Aber nun geht es erst mal um die Ausstellung:
Sex Work
Eine Kulturgeschichte der Sexarbeit
2. April bis 25. Oktober 2026
Die Geschichte der Sexarbeit lässt sich von weit vor der Antike bis in die Gegenwart verfolgen. Welches Menschenbild die Zeit prägte, welche Werte galten und wer Macht ausübte, lässt sich auch daran ablesen, wie gesellschaftlich mit Sexarbeit umgegangen wurde. Sie bedeutete in manchen Zeiten für Frauen eine von wenigen Möglichkeiten, selbständig Einkommen zu generieren. Ihre Geschichte wurde bislang meist aus einer Außen-perspektive geschildert. Die Ausstellung SEX WORK erzählt die Geschichte anders: Gemeinsam mit einem Kollektiv forschender Sexarbeiter*innen wird in der Bundeskunsthalle Kunst, Kulturgeschichte und Archivmaterial präsentiert, orientiert an einem zentralen Prinzip: Nichts über uns ohne uns!
Die Ausstellung setzt Schlaglichter auf Kunst- und Kulturgeschichte ebenso wie auf gesellschaftspolitische Themen der Gegenwart. In der bildenden Kunst spielten Hetären, Dirnen, Kurtisanen und Nackttänzerinnen lange Zeit vorrangig eine motivische Rolle, wurden allenfalls als Musen wahrgenommen. Dass Sexarbeiter*innen auch eine schöpferische, künstlerische Rolle einnehmen, ist eine Perspektive, die hier sichtbar gemacht wird. Eine Kulturgeschichte der Sexarbeit zu erzählen heißt, ein Terrain zu betreten, das von moralisierenden und hochpolitischen Diskursen durchzogen ist. Medien und Popkultur greifen bei der Darstellung von Sexarbeitenden nur zu gerne auf eindimensionale Stereotypen zurück. Die öffentliche Debatte pendelt zwischen moralischer Verurteilung und Positionen, die jede Form der Sexarbeit pauschal als Ausbeutung einstufen. Die im Kontext der Sexarbeit gebräuchlichen Begriffe spiegeln seit jeher soziale Verhältnisse, Machtstrukturen und Geschlechterordnungen wider. Während historische Bezeichnungen wie „Hure“ oder „Dirne“ primär eine moralische Stigmatisierung markierten, rückt der Begriff „Sexarbeit“ den Aspekt der Erwerbstätigkeit in den Fokus und löst diese von einer festgeschriebenen Identität. Zusammen mit Sexarbeitenden kreiert, ermöglicht die Ausstellung historische und aktuelle Einblicke in die Sexarbeit sowie Perspektiven auf Arbeits- und Menschenrechte.

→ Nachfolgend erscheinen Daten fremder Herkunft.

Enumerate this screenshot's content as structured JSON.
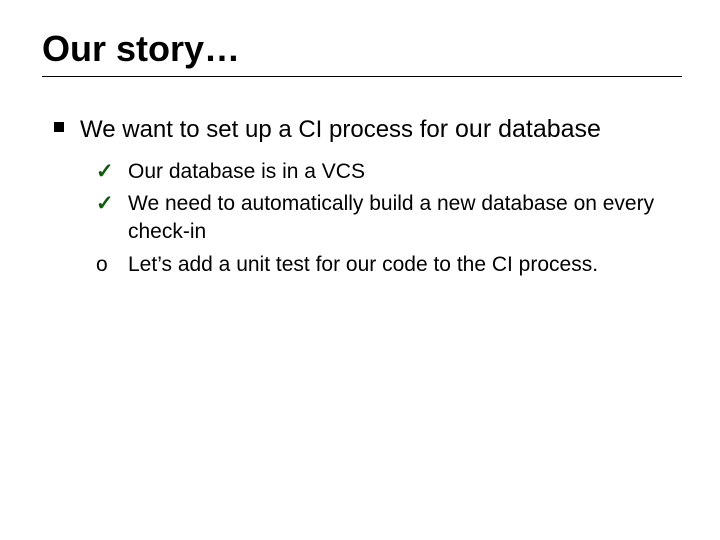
{
  "title": "Our story…",
  "bullet": {
    "text_prefix": "We want to set up a CI process fo",
    "text_emph": "r our database"
  },
  "subs": [
    {
      "marker": "✓",
      "marker_class": "check",
      "text": "Our database is in a VCS"
    },
    {
      "marker": "✓",
      "marker_class": "check",
      "text": "We need to automatically build a new database on every check-in"
    },
    {
      "marker": "o",
      "marker_class": "",
      "text": "Let’s add a unit test for our code to the CI process."
    }
  ]
}
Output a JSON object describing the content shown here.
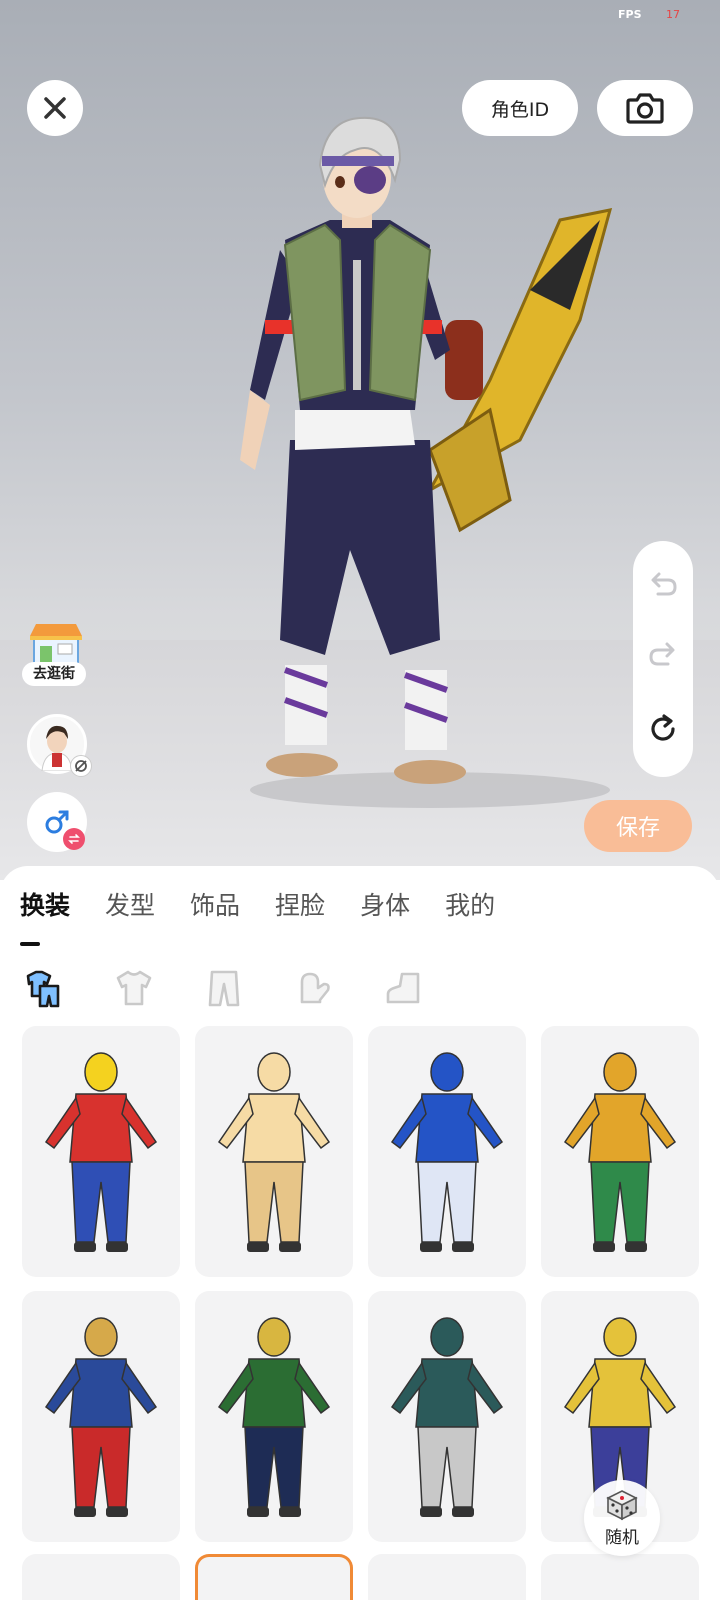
{
  "status": {
    "fps_label": "FPS",
    "fps_value": "17"
  },
  "top_bar": {
    "role_id_label": "角色ID"
  },
  "left_actions": {
    "shop_label": "去逛街"
  },
  "save_label": "保存",
  "tabs": [
    {
      "label": "换装",
      "active": true
    },
    {
      "label": "发型",
      "active": false
    },
    {
      "label": "饰品",
      "active": false
    },
    {
      "label": "捏脸",
      "active": false
    },
    {
      "label": "身体",
      "active": false
    },
    {
      "label": "我的",
      "active": false
    }
  ],
  "subcategories": [
    "outfit-set-icon",
    "top-shirt-icon",
    "pants-icon",
    "glove-icon",
    "shoe-icon"
  ],
  "outfits": [
    {
      "name": "jester-outfit",
      "colors": [
        "#d8322e",
        "#2f4fb5",
        "#f4d21f"
      ]
    },
    {
      "name": "teddy-bear-outfit",
      "colors": [
        "#f6dba5",
        "#e7c588",
        "#f6dba5"
      ]
    },
    {
      "name": "blue-hedgehog-outfit",
      "colors": [
        "#2454c6",
        "#dfe6f5",
        "#2454c6"
      ]
    },
    {
      "name": "sea-king-outfit",
      "colors": [
        "#e2a52a",
        "#2f8a4a",
        "#e2a52a"
      ]
    },
    {
      "name": "sorcerer-outfit",
      "colors": [
        "#2a4a9a",
        "#c92a2a",
        "#d6a94a"
      ]
    },
    {
      "name": "trickster-god-outfit",
      "colors": [
        "#2b6d33",
        "#1e2c55",
        "#d8b640"
      ]
    },
    {
      "name": "dark-knight-outfit",
      "colors": [
        "#2b5a5a",
        "#c8c8c8",
        "#2b5a5a"
      ]
    },
    {
      "name": "gold-armor-outfit",
      "colors": [
        "#e4c23a",
        "#3c3f9a",
        "#e4c23a"
      ]
    }
  ],
  "random_label": "随机"
}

Das zentrale Prinzip: Nichts über uns ohne uns!
Die Geschichte der Sexarbeit ist geprägt von einem Wechselspiel aus Restriktion, Verfolgung, Duldung und Liberalisierung. Im 17. Jahrhundert waren Dirnen ein gängiges Motiv niederländischer Genremalerei – als Projektionsfläche erotischer Fantasien oder Spiegel moralischer Vorstellungen. Die enge Verbindung von Handel, Migration und Sexarbeit war kein Randphänomen, sondern Ausdruck struktureller Veränderungen urbaner Räume. Auch im Paris des 19. Jahrhunderts waren Kunst und Erotik eng verflochten: Von Tänzerinnen der Oper erwarteten wohlhabende Männer sexuelle Gefälligkeiten für ihr „Mäzenatentum“. Im Nachtleben der großen westlichen Metropolen entwickelte sich ab 1900 ein neuer, freiheitlicher Zeitgeist, mit dem sich Künstler*innen, Intellektuelle und die Bohème gegen die konservative Gesellschaft auflehnten. Im Berlin der 1920er Jahre, zwischen Glitzer, Rauch und Jazz, entstand ein kurzer Traum, der auch Frauen und queere Personen auf mehre Rechte hoffen ließ – bis die Nationalsozialisten diese Vielfalt gewaltsam zerstörten.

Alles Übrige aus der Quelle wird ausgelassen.